Semakin mendekat ke masa sekarang (saat ini), kita kemudian membuat lembaga-lembaga, institusi-institusi, badan-badan, atau organisasi-organisasi berdasarkan pemisahan tersebut, yaitu ilmu dunia dan ilmu akhirat. Untuk belajar tentang tentang dunia ini, untuk tahu tentang dunia ini, untuk menguasai sesuatu tentang dunia ini, kita diarahkan menuju lembaga tertentu, badan tertentu, institusi tertentu dan seterusnya. Untuk mengetahui tentang akhirat, menjadi ahli waris akhirat kita juga diarahkan ke lembaga tertentu, badan tertentu atau institusi tertentu. Seolah-olah ketika kita berada dalam institusi yang mengurus tentang dunia, tidak ada urusannya dengan akhirat. Ketika kita berada dalam institusi yang mengurus urusan akhirat, kita adalah ahli waris akhirat.

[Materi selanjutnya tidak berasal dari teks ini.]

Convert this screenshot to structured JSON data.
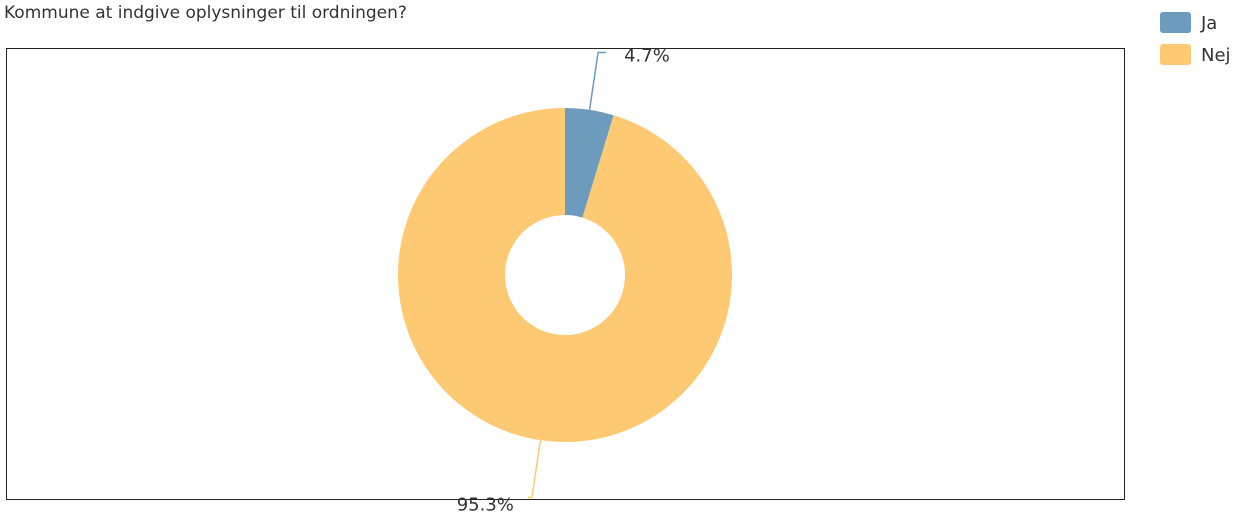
{
  "chart_data": {
    "type": "donut",
    "title": "Kommune at indgive oplysninger til ordningen?",
    "categories": [
      "Ja",
      "Nej"
    ],
    "values": [
      4.7,
      95.3
    ],
    "value_labels": [
      "4.7%",
      "95.3%"
    ],
    "colors": [
      "#6d9bbd",
      "#fdc973"
    ],
    "legend": "top-right"
  }
}
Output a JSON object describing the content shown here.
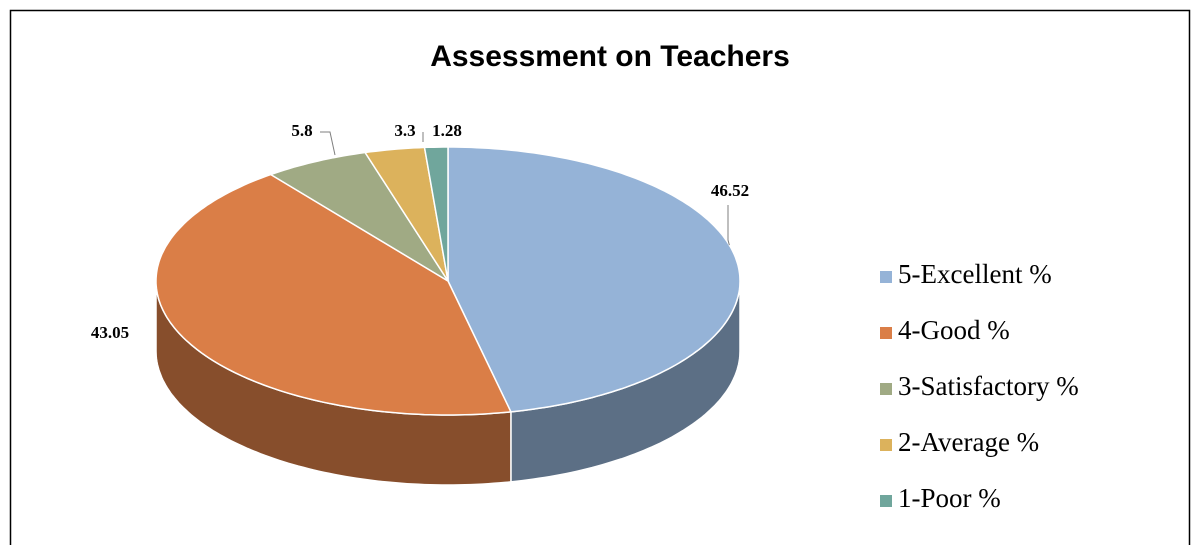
{
  "chart_data": {
    "type": "pie3d",
    "title": "Assessment  on Teachers",
    "categories": [
      "5-Excellent %",
      "4-Good %",
      "3-Satisfactory %",
      "2-Average %",
      "1-Poor %"
    ],
    "values": [
      46.52,
      43.05,
      5.8,
      3.3,
      1.28
    ],
    "colors": [
      "#95b3d7",
      "#da7e47",
      "#a0aa84",
      "#dcb25c",
      "#70a69c"
    ],
    "legend": "right"
  }
}
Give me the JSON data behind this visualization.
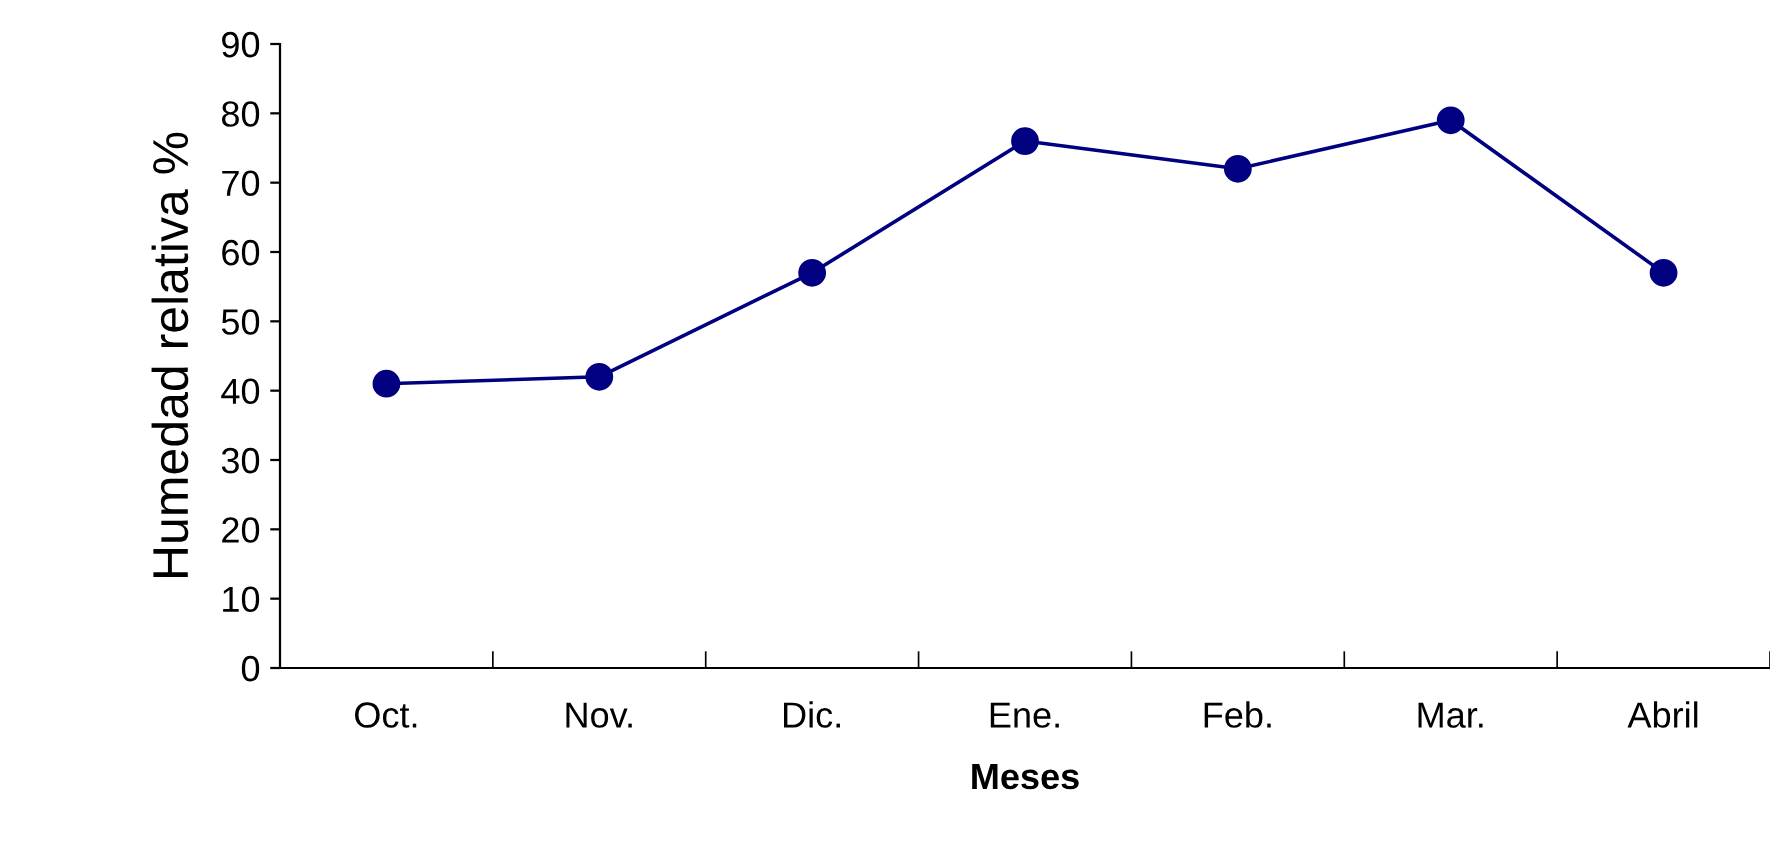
{
  "chart_data": {
    "type": "line",
    "xlabel": "Meses",
    "ylabel": "Humedad relativa %",
    "categories": [
      "Oct.",
      "Nov.",
      "Dic.",
      "Ene.",
      "Feb.",
      "Mar.",
      "Abril"
    ],
    "series": [
      {
        "color": "#000080",
        "values": [
          41,
          42,
          57,
          76,
          72,
          79,
          57
        ]
      }
    ],
    "ylim": [
      0,
      90
    ],
    "yticks": [
      0,
      10,
      20,
      30,
      40,
      50,
      60,
      70,
      80,
      90
    ],
    "marker": "circle",
    "line_style": "solid",
    "grid": false,
    "legend": false
  }
}
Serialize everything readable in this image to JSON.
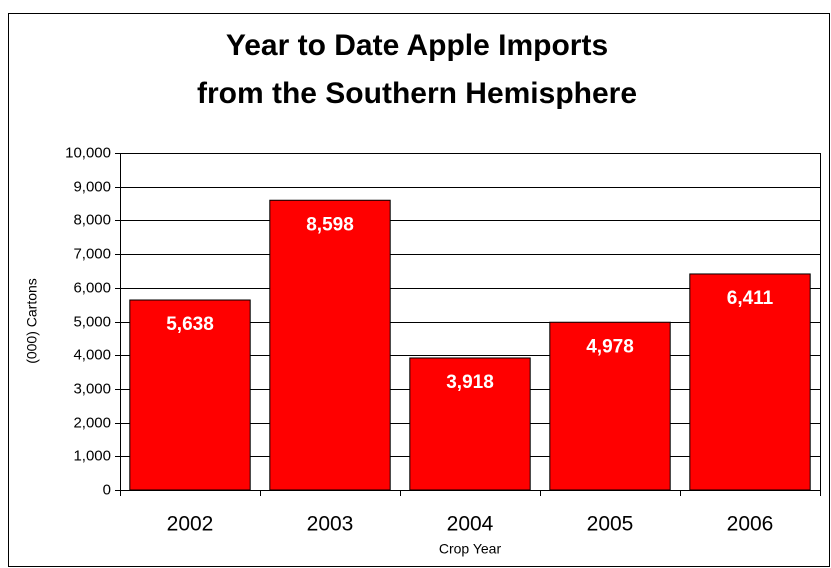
{
  "chart_data": {
    "type": "bar",
    "title": [
      "Year to Date Apple Imports",
      "from the Southern Hemisphere"
    ],
    "x_label": "Crop Year",
    "y_label": "(000) Cartons",
    "categories": [
      "2002",
      "2003",
      "2004",
      "2005",
      "2006"
    ],
    "values": [
      5638,
      8598,
      3918,
      4978,
      6411
    ],
    "value_labels": [
      "5,638",
      "8,598",
      "3,918",
      "4,978",
      "6,411"
    ],
    "color": "#ff0000",
    "ylim": [
      0,
      10000
    ],
    "yticks": [
      0,
      {
        "value": 1000,
        "label": "1,000"
      },
      {
        "value": 2000,
        "label": "2,000"
      },
      {
        "value": 3000,
        "label": "3,000"
      },
      {
        "value": 4000,
        "label": "4,000"
      },
      {
        "value": 5000,
        "label": "5,000"
      },
      {
        "value": 6000,
        "label": "6,000"
      },
      {
        "value": 7000,
        "label": "7,000"
      },
      {
        "value": 8000,
        "label": "8,000"
      },
      {
        "value": 9000,
        "label": "9,000"
      },
      {
        "value": 10000,
        "label": "10,000"
      }
    ],
    "grid": true
  }
}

Ketika kita berada dalam lembaga tentang keduniaan, menjadi terlarang ketika untuk sekedar menyinggung tentang akhirat. Ketika kita dalam lembaga tentang keakhiratan, adalah kita yang paling benar, dan yang lain pasti salah dan tidak ada hubungannya dengan keduniaan. Lembaga-lembaga ini, institusi-institusi ini, badan-badan ini, organisasi-organisasi ini, atau bentuk-bentuk lain dari ini, memiliki bangunan-bangunan yang berdinding, mempunyai pagar-pagar wilayah, melengkapi diri mereka dengan penjaga. Bukankah itu adalah batas yang jelas? Dinding-dinding, pagar-pagar, dan penjaga-penjaga itu bisa kamu lihat dengan matamu.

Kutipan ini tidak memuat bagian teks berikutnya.